Quick answers to the most common questions about buying MWG stock.

What is Multi Ways Holdings Limited's P/E ratio?

Multi Ways Holdings Limited's current P/E ratio is -159.3x. The historical average is 3.7x.

What is Multi Ways Holdings Limited's EV/EBITDA?

Multi Ways Holdings Limited's current EV/EBITDA is 29.8x. This enterprise value multiple compares the company's total value (equity + debt - cash) to its EBITDA. The historical average is 54.7x.

What is Multi Ways Holdings Limited's ROE?

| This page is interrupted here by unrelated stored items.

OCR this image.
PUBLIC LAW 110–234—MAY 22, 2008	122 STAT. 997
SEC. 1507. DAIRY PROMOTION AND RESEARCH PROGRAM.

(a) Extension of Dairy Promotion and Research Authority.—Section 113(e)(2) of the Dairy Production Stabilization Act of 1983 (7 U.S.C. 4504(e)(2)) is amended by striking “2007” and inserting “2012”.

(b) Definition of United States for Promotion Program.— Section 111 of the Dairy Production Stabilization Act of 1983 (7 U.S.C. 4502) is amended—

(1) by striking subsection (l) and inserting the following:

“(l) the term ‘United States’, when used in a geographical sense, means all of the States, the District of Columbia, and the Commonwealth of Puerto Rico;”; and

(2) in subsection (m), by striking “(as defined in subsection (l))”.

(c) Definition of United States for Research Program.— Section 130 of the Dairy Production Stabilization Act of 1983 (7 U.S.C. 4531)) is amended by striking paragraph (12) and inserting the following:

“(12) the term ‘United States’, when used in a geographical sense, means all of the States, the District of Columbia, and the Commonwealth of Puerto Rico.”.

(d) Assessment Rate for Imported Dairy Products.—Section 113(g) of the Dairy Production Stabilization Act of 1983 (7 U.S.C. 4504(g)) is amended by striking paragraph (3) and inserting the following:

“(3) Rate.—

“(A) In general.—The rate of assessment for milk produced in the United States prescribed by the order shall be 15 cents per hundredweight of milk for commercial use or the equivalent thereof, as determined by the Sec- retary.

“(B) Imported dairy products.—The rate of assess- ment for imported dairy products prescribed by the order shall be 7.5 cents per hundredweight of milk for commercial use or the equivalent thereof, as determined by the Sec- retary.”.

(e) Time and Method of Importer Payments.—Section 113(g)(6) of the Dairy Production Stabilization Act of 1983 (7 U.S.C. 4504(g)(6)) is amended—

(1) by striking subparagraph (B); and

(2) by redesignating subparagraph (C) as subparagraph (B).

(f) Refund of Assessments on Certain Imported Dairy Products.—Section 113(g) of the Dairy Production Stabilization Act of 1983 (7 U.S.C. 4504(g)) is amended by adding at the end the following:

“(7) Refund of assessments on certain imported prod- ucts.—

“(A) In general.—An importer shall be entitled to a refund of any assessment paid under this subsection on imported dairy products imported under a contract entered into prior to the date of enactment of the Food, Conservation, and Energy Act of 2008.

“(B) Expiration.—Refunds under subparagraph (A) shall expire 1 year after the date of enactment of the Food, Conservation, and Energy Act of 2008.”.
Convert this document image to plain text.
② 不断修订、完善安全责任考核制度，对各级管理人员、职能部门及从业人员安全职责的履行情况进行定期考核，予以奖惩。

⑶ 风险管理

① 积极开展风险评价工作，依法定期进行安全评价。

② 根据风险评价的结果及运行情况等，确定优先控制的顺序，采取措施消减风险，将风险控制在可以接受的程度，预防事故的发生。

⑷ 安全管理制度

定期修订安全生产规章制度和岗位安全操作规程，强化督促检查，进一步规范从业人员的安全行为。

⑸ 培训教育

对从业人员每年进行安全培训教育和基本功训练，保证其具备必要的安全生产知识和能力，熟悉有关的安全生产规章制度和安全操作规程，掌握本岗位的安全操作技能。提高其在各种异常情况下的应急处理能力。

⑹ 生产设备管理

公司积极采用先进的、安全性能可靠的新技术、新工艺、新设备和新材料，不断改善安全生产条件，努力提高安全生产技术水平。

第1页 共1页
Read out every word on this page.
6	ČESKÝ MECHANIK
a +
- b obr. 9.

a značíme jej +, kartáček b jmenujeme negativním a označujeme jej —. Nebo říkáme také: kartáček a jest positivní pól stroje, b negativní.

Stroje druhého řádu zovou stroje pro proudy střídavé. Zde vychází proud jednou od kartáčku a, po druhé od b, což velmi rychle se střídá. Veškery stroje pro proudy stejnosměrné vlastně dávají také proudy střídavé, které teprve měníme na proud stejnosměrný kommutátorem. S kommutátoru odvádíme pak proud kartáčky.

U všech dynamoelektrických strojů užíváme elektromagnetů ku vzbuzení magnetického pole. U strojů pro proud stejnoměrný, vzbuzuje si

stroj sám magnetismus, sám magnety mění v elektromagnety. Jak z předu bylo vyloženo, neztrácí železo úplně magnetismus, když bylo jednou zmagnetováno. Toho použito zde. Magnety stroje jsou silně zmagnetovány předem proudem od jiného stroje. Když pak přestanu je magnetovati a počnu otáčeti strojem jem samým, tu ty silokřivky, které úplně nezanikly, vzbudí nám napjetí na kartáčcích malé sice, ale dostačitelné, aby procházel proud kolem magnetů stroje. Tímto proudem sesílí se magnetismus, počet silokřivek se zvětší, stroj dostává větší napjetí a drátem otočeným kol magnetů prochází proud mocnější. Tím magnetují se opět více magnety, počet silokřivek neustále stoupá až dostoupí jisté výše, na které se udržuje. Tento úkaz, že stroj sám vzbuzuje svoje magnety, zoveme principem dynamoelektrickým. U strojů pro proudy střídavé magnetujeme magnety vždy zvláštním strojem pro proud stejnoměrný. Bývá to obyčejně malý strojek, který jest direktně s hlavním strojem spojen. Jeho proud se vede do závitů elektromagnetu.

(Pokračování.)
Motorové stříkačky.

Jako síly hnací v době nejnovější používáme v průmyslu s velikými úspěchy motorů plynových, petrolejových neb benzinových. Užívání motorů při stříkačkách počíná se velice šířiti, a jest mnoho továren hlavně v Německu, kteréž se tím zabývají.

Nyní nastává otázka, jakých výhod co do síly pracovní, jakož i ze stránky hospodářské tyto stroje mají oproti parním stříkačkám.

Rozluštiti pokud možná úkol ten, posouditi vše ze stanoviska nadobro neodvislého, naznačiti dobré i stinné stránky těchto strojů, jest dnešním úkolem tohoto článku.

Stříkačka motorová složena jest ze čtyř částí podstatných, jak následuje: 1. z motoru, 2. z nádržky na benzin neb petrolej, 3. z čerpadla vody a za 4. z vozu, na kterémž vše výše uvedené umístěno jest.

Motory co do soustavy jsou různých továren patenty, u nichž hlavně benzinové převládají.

Multi Ways Holdings Limited's return on equity (ROE) is -2.3%. The historical average is 6.5%.

Is MWG stock overvalued?

Based on historical data, Multi Ways Holdings Limited is trading at a P/E of -159.3x. Compare with industry peers and growth rates for a complete picture.

What are Multi Ways Holdings Limited's profit margins?

Multi Ways Holdings Limited has 24.8% gross margin and 1.8% operating margin.

How much debt does Multi Ways Holdings Limited have?

Multi Ways Holdings Limited's Debt/EBITDA ratio is 7.3x, indicating high leverage. A ratio above 4x may signal elevated financial risk.